★★★★★  面白かったよ、マジで!!作る少年、食う男 (シャレード文庫)作者: 椹野道流,金ひかる出版社/メーカー: 二見書房発売日: 2005/07/27メディア: 文庫この商品を含むブログ (3件) を見る

 ウィルフレッド(北の死神と恐れられる検死官)×ハル(孤児院出の男娼)   ハルの可愛さ度・犯罪級


港町マーキスで検死官を務めるウィルフレッド。耳慣れぬ職業、銀髪に暗青色の瞳、高い身分を持ちながら社交界に出入りせず独り身を貫く彼はいつしか人々の間で「北の死神」と呼ばれるようになっていた。そんなウィルフレッドが出会ったのが、孤児院出身で男娼のハルだった。料理の勉強がしたいと屋敷に出入りするようになったハルは、ウィルフレッドに生きた人間の肌の温もりを感じさせた。それは北の国からこの街に流れ着いて初めて知る感情―、“愛しさ”を彼にもたらすようになる。ところが些細な行き違いからハルが街の荒くれ者たちに囚われ、嬲られるという事件が起こり…。男前で誠実な旦那様とはねっかえりな使用人兼助手が、近世ヨーロッパ風港町で巻き込まれる事件と恋の嵐。 (あらすじより)


あらすじを読むとわかるとおり、人との接触を絶った検死官のウィルフレッドが、とある酒場で男娼のハルと出会い、人とかかわる温かさを知るという話。ハルも孤児院育ちで人のぬくもりを知らず、成長して孤児院を出た後も知らない男にだまされて売り飛ばされてしまう。ハルには料理人になりたいという夢があり、ウィルフレッドの屋敷で料理を教えてもらうというかかわりを持っていくうちにお互いが意識しあうのですが…。
言葉がうまく伝わらない不器用なウィルフレッドがハルの為を思って言った言葉がハルの地雷に触れ、10日間の別離が訪れます。たった10日なんだけど、ウィルフレッド様が我慢できなくて執事を従えて酒場に乗り込んでいく。そこでハルはひどい目にあっているのだけど、ウィルフレッドは自分の体面よりも何をおいてもハルを優先する姿がとてもかっこよかった。ウィルフレッドが元外科医で良かったねって感じです。

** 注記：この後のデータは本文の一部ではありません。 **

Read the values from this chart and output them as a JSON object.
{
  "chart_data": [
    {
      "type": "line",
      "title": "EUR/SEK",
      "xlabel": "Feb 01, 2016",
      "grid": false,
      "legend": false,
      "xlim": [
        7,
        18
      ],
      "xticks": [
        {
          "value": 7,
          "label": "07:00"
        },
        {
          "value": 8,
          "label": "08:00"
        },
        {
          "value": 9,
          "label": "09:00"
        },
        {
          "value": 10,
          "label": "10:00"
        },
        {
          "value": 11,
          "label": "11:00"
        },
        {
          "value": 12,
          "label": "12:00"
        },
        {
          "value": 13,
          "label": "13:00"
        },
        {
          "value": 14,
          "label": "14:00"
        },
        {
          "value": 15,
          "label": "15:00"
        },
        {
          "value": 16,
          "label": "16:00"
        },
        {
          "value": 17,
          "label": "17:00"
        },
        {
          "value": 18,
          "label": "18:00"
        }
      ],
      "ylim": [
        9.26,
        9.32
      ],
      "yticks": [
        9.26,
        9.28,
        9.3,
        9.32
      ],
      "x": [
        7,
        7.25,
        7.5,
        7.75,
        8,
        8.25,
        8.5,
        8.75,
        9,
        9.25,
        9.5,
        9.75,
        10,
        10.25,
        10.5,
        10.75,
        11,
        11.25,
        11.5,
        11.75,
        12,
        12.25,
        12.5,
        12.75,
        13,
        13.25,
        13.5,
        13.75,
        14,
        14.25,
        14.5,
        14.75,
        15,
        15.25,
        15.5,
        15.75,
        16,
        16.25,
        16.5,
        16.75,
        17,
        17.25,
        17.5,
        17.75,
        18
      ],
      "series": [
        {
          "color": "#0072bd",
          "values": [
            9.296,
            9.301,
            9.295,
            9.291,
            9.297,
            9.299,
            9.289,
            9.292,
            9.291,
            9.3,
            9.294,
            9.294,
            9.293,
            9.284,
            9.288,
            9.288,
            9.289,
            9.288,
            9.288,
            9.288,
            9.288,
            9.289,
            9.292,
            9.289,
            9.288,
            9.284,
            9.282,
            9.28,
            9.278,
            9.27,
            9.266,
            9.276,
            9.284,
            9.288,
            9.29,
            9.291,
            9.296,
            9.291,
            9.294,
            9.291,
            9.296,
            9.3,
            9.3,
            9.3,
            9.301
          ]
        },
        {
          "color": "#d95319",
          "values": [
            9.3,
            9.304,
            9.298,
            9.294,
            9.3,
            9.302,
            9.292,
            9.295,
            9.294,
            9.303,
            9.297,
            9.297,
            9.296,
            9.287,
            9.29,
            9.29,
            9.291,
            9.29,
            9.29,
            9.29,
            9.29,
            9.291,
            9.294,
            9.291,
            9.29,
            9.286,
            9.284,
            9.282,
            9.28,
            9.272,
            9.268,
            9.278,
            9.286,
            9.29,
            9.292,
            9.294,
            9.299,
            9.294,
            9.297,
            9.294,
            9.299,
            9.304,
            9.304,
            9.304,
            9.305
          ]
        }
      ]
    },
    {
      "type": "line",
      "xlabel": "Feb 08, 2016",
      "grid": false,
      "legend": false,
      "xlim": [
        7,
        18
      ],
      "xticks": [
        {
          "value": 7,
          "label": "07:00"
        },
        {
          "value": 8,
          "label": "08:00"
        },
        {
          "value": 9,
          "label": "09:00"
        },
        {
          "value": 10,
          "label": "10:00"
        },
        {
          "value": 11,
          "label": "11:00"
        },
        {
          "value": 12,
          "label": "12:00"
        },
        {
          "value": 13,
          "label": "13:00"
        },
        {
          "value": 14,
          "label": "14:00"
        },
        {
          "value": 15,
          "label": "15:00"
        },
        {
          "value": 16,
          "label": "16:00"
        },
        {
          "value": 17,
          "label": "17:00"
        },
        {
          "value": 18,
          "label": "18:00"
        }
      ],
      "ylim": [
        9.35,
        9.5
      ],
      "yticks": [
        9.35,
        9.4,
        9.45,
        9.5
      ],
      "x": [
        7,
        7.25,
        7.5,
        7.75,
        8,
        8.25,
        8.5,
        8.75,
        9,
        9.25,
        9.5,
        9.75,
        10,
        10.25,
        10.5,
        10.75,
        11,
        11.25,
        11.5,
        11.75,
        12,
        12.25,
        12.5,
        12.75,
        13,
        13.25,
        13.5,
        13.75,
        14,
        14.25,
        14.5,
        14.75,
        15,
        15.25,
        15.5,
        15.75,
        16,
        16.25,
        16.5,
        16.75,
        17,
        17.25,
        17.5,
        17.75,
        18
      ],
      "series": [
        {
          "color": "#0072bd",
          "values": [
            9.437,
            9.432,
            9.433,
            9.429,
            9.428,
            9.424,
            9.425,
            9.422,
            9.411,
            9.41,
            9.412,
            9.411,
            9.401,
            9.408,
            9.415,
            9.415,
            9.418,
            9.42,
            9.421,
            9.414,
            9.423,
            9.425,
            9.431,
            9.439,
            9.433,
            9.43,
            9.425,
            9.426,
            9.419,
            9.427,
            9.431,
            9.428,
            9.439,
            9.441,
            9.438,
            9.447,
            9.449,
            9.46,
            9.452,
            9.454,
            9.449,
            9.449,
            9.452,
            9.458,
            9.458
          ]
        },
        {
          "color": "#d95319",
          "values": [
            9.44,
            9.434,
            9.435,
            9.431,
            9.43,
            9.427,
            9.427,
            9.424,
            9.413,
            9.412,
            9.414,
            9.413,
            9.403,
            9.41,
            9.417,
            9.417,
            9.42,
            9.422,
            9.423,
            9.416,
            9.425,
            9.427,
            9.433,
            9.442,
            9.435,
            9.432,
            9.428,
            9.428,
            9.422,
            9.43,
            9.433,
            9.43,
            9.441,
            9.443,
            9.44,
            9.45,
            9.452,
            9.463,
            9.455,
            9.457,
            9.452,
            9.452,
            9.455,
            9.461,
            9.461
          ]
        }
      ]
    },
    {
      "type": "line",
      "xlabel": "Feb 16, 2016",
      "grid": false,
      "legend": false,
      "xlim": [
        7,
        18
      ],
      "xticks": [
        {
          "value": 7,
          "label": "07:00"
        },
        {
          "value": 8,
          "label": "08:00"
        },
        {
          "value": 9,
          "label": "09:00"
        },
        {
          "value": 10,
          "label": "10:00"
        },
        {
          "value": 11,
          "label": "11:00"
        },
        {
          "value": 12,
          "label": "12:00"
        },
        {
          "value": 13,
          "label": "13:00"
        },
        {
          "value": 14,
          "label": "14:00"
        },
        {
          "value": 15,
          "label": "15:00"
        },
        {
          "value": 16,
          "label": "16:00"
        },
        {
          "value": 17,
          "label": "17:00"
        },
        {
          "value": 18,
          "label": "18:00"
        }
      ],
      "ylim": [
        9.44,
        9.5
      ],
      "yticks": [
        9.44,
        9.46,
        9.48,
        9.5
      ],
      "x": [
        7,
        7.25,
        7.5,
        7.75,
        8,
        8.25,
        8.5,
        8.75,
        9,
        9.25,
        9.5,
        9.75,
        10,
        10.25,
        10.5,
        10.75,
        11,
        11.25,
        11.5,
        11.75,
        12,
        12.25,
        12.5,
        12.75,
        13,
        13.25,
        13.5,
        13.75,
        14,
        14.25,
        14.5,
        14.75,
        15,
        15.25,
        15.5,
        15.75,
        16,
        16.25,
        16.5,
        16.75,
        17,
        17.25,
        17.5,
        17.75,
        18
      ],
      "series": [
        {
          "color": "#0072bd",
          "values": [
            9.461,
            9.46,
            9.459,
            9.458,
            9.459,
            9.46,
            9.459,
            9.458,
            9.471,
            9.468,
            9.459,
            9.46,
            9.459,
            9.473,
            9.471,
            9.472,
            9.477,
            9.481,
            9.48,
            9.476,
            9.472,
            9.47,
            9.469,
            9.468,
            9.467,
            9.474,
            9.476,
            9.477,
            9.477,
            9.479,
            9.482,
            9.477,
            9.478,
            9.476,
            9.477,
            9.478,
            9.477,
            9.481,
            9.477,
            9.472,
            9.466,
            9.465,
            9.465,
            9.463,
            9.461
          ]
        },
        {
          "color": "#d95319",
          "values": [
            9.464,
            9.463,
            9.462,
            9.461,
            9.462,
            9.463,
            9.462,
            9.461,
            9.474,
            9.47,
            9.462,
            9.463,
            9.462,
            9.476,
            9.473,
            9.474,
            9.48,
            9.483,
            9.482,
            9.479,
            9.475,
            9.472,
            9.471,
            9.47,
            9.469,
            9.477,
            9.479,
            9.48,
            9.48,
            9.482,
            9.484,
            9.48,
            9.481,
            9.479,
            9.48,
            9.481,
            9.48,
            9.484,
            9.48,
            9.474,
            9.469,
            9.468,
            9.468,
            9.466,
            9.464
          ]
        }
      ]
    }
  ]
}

正直すごいじれったいです。じれったいけど、嫌なじれったさじゃないんだな。なんというかこうドアの隙間から「んもう!!」とのぞいてたくなるような…w
執事のフライトさんがよくのぞいてますが、あの気持はとてもよくわかります。
ウィルフレッドは変わり者だけどとても誠実で真面目、ハルを心から大事に思ってるのがよくわかりました。ハルもウィルフレッドのために何ができるかを一生懸命考えて、お互いがお互いを想いあい、支えながらじわじわと歩み寄っていくところが良かった、これ続編もあと2冊あるのですが、読み飛ばしたりせずじっくり読んでいきたいと思います!!


ちなみに、初作家様です。『右手にメス〜』シリーズからつながり、『茨木さんと〜』を入手した関係で、予習のつもりでこの方の中古本を買ってみました。この方の文章、すげえ好きだ!!面白いし読みやすい、気持ちいい!!
久々に最後まで読み終わった直後にもう一度最初から読みなおしました。すっげえ面白かった!!
架空世界なのでファンタジーなのかと思いきや、シャーロックな雰囲気のためにリアリティもあり。はねっかえりのハルがかわいいのなんの。

それに私はイラストの金ひかる先生の絵を「珍しく小説の内容と合ってる」と思いました。金先生嫌いじゃないんだけど、小説の中身とイラストに違和感を感じる時もあるので…。これはよかったよ!!中古屋で見かけたら買うといい!


PS シャレード文庫はなぜ表紙の返しにより抜きを書くのかな。ちょっと恥ずかしいです。